В. Мейерхольд на фоне портрета З. Райх, 1930 год
В. Мейерхольд на фоне портрета З. Райх, 1930 год

Дело в том, что в доме у Мейерхольда висел портрет Зинаиды Николаевны, портрет с огромными ее, чуть печальными, но, совсем не тревожными глазами. Мейерхольд очень любил этот портрет, он был к нему привязан, он требовал, чтобы эта фотография все время находилась на стене и смотрела на него. По воспоминаниям современников, всех, кто приходил в квартиру Райх и Мейерхольда, не могли отвязаться и как то уйти в сторону от этого портрета, его нельзя было миновать, этот взор преследовал каждого, как всякие прямо смотревшие глаза, они не давали зрителю никуда спрятаться, отойти. Портрет смотрел прямо на них, и эти глаза как бы медузили посетителя, они его сковывали, они его зачаровывали, даже если сама Зинаида Николаевна и ее внешность не очень кому то и нравилась. Не все, далеко не все, были поклонниками ее красоты, скажем прямо, и ее таланта. И вот мне кажется, что эти выколотые глаза не дают покоя художнику Николаю Кузьмину, он рисует их как знак беды, знаете, есть такое банальное выражение. Он не может уже нарисовать Гамлета, который внешне у него ассоциируется с Зинаидой Райх.

Вполне возможно, что Николай Кузьмин видел Зинаиду Николаевну на сцене, в роли этой Елены Гончаровой, играющей Гамлета в 1931 году. Почему нет? Он был большим театралом, он дружил с актерами, и с актрисами.
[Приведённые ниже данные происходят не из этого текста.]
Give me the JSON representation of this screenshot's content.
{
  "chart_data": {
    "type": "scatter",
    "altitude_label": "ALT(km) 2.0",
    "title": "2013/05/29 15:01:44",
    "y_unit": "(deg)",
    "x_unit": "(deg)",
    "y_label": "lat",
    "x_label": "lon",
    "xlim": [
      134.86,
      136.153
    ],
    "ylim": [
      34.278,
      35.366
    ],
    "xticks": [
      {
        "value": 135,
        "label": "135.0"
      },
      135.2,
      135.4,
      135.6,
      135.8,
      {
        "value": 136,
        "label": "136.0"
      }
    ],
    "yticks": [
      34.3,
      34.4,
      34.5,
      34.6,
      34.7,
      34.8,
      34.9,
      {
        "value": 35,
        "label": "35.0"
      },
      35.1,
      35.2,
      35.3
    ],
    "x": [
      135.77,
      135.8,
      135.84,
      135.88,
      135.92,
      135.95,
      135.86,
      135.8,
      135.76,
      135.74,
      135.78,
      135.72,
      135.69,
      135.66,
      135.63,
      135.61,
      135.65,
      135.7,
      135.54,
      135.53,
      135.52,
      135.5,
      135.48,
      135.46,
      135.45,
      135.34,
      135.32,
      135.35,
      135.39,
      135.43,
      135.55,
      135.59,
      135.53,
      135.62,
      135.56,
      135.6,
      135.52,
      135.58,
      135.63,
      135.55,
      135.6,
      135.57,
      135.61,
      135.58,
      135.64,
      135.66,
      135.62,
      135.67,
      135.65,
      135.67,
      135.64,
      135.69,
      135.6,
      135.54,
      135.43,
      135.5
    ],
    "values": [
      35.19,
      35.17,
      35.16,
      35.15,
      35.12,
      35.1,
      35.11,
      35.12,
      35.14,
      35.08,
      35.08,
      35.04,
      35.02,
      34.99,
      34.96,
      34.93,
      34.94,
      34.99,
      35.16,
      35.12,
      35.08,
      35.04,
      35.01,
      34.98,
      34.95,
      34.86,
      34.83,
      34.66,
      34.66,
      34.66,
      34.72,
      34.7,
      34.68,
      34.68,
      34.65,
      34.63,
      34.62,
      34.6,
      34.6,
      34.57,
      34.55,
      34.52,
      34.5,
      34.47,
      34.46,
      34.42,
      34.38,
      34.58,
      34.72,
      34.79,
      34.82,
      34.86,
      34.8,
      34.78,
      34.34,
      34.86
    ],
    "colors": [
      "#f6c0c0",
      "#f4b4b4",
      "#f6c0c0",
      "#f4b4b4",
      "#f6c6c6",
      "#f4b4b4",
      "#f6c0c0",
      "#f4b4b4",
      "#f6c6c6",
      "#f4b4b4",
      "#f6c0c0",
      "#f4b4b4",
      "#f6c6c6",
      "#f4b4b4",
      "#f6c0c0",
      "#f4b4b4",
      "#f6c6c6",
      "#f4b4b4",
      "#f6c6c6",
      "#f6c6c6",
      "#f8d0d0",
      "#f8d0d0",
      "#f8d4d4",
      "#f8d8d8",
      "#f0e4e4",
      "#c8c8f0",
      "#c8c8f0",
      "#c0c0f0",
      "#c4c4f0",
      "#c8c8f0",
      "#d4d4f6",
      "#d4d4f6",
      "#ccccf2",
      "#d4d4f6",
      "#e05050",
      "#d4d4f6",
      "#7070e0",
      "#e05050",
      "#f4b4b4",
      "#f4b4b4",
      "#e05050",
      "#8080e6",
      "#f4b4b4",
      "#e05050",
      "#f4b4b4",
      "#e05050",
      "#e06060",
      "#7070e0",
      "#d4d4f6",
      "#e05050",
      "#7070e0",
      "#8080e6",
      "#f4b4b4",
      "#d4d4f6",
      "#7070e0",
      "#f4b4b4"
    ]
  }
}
Мне кажется, что вот это дополнение, это завершение гамлетовского образа, трагедии, которая совершается на фоне огромной трагедии, трагедии страны. Страны находящейся в пучине войны, что вот это та самая точка, две точки, это те самые два ключа к Гамлету, его образу, к идеи, которая несется в этом произведении. Мне кажется, что Кузьмин просто не мог обойтись без этого, потому что это какой то финал, это сведение к чему то точечному, к той мысли, к той тревоги, к той трагедии, которая носилась в воздухе и не затихла к 1942-му году.

То, что цензура пропустила явные ассоциации, если они у меня через 70 лет возникают, то тем более они должны были возникнуть у цензора, у редактора тех лет, которые помнили Райх на сцене. Почему все таки эту обложку и тот портрет внутри книги, почему пропустили? Мне кажется, что объяснение довольно простое: такое горе представляла собой Великая отечественная война, такое количество утрат и обездоленности висело в воздухе, в этой атмосфере тех лет, что никто уже не обращал внимания, кого рисует художник. Тогда я снова зову свою семью, предлагаю оценить получившийся пасьянс, я спрашиваю:
— Райх?
— Райх.
— Гамлет?
— Гамлет.
На обложке, где художник сумел зашифровать в одном рисунке трагедии двух столь далеко отстоящих эпох. Гамлет на обложке был истинной трагедией.